Re: how to translate lua pattern "(.*)and(.*)" with lpeg re ?

[albertmcchan <albertmcchan@...>]

>> On Feb 16, 2018, at 3:17 PM, Dirk Laurie <dirk.laurie@gmail.com> wrote:
>> 
>> OK, so the assignment becomes "find the last occurrence of a keyword
>> and return the strings before and after it." I'm not too proud to
>> admit that I would do that with a mixture of Lua and LPeg.
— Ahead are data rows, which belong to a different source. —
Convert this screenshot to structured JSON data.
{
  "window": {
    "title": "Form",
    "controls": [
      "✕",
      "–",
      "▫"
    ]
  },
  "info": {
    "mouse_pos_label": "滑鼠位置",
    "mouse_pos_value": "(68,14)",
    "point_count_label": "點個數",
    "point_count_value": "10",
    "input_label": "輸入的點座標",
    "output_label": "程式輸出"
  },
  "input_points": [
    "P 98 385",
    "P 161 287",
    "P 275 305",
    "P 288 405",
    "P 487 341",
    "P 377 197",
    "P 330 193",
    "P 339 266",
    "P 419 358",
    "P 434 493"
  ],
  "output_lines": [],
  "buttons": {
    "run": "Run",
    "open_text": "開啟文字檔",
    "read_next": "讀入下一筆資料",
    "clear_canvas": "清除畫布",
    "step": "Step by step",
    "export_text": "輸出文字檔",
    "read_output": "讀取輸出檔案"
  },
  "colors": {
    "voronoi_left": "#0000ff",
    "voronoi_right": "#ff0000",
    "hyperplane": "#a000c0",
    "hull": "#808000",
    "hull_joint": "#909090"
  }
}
Too late at
>> night in my timezone to work out the details.
> 
> -- You can do above in lua easily, with the help of xpattern.lua
> -- I post a copy in https://github.com/achan001/LPeg-anywhere
> 
> xpattern = require 'xpattern'
> X = xpattern.P
> p1 = X'(.*)and%s+' * (X'possibly' + 'likely' + 'definitely') * X'%s+(.*)'
> p1_match = p1:compile()
> 
> t = 'lpeg and possibly xpattern will work, and definitely worth trying'
> = p1_match(t)
> lpeg and possibly xpattern will work,                  worth trying
> 
> -- now, a plug for my patched lpeg-anywhere :-)
> re = require 're'
> z = re.compile[[ 'and' %s+ ('possibly' / 'likely' / 'definitely') %s+ ]]
> p2 = re.compile("{(. >&%z)*} %z {.*}", {z=z})
> = p2:match(t)
> lpeg and possibly xpattern will work,                  worth trying
> 
> -- '>%pat' == '(g <- %pat / .[^%pat]* g)',  and I meant it literally.
> -- [^%pat] = [^a], by actually examine the lpeg object %pat for head-chars
> --> [^%pat]* guaranteed the text begins with 'a' for next match
> --> less false start means better performance.
> 
> on my old pentium 3, 1 million iterations
> p1_match take 8.903 sec
> p2: match take 6.209 sec
> 

fix a few typos ...